China’s commercial shipbuilding industry — the largest in the world — has been engaged in the construction of ships along its shoreline for years. It has also acquired the capital and technological know-how to construct increasingly sophisticated models of all types of naval ships through foreign contracts over the years that it has been engaged in expanding its industry.

“For a few years now, our team has consisted of up to 16 members, stationed at the Tianjin Xingang shipyard,” said Stena project leader and site manager Rikard Olsson, who has been working on the project in China since 2016.

“For this shipyard, this is the first time this kind of ship, which can be compared to a cruise ship, has been built. We have worked hard to meet the required standard and everything has gone very well”, Maritime Executive reported.

After several years of construction in Xinjiang, the mammoth ship completed its sea trials in May last year. In Sub-Saharan Africa, more than 93 percent of the population lacks access to quality surgical treatment, and the coronavirus pandemic has put local resources under strain. A civilian hospital ship with advanced features could thus fill the vacuum tremendously.

Global Mercy

The Global Mercy hospital covers about 7,000 square meters and includes “six operating theatres, 102 acute care beds, seven intensive care beds, and 90 convalescent beds,” according to a statement from Mercy Ships, which works relentlessly to improve access to health care in developing countries in Africa.

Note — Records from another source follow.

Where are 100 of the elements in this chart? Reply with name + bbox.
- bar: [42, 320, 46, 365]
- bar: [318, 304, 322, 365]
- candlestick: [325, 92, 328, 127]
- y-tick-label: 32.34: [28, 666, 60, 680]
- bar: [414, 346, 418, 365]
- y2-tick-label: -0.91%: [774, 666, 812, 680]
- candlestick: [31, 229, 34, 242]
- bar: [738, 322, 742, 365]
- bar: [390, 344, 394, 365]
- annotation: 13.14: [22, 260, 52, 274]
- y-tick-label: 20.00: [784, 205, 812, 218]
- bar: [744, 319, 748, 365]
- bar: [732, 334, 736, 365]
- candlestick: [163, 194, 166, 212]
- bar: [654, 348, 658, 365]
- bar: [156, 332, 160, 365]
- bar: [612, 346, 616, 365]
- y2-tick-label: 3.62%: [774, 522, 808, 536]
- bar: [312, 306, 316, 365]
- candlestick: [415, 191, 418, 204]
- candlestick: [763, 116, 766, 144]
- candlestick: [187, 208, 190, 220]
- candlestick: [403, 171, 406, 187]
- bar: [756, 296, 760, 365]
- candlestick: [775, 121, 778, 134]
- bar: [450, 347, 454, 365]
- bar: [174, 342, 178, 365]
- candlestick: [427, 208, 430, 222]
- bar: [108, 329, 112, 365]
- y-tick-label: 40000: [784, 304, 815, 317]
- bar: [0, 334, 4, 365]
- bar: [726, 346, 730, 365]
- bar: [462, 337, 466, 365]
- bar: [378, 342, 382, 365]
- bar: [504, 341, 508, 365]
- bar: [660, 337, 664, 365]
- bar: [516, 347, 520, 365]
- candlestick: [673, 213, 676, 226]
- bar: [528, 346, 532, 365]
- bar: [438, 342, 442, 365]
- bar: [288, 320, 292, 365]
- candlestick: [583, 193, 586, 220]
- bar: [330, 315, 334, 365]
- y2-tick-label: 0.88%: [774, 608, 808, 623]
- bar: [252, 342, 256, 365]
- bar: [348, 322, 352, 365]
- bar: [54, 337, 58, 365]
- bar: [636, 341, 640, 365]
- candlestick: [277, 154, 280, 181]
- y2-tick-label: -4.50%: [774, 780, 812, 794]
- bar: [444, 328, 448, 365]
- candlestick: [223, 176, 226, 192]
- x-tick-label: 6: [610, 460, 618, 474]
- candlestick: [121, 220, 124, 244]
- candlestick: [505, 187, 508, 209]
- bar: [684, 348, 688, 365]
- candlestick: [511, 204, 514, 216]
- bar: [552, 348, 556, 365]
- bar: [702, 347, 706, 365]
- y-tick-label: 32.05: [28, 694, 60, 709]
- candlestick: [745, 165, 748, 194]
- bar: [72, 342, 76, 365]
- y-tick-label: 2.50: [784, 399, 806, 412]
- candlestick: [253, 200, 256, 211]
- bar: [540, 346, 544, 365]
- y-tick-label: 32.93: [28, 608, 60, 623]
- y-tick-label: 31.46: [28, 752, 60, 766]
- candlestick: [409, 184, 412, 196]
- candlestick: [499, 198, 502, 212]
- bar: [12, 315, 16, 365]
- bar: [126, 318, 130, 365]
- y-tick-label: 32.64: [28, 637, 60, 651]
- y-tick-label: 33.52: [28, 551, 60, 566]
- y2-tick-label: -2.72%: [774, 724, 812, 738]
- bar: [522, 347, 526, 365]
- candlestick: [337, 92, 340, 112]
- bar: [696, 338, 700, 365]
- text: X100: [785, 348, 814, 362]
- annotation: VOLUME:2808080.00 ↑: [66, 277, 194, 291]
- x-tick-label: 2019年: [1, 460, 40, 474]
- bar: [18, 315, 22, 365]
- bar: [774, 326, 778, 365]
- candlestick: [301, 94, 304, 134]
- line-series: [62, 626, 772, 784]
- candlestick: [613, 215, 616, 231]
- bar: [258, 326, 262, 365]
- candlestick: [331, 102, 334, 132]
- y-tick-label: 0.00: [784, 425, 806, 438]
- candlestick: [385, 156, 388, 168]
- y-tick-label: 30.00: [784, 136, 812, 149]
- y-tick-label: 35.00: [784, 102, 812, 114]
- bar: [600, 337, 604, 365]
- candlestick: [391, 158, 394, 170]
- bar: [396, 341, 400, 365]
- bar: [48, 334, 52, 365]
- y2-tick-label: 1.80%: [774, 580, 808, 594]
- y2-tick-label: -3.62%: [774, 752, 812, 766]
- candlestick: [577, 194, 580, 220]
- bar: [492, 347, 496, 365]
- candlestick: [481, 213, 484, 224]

The project began in 2013 with Stena RoRo, a Swedish shipping company, in charge of the project’s design, contracting, and execution.

The broker was French Barry Rogliano Salles, BRS, the detailed design was done by Finnish Deltamarin, and the ship was built in China at the Tianjin Xingang shipyard. The Global Mercy will sail under the Maltese flag and operate along the African coast.

Six operating theaters, 200 hospital beds, a laboratory, a patient clinic, and an eye and dental clinic are all available at the Global Mercy. The ship will have a total capacity of 950 persons, including 640 crew members.

The ventilation system has been specifically tailored, with an emphasis on reducing vibration and noise. Since the ship would be in port for long periods, enormous cranes have been installed to allow it to take on containers containing provisions, vehicles, and other equipment. Four Wärtsilä 32 engines will power the vessel.

Amid news of global animosity flooding the internet every day, an international collaboration for providing health care to the needy is a rather welcome development.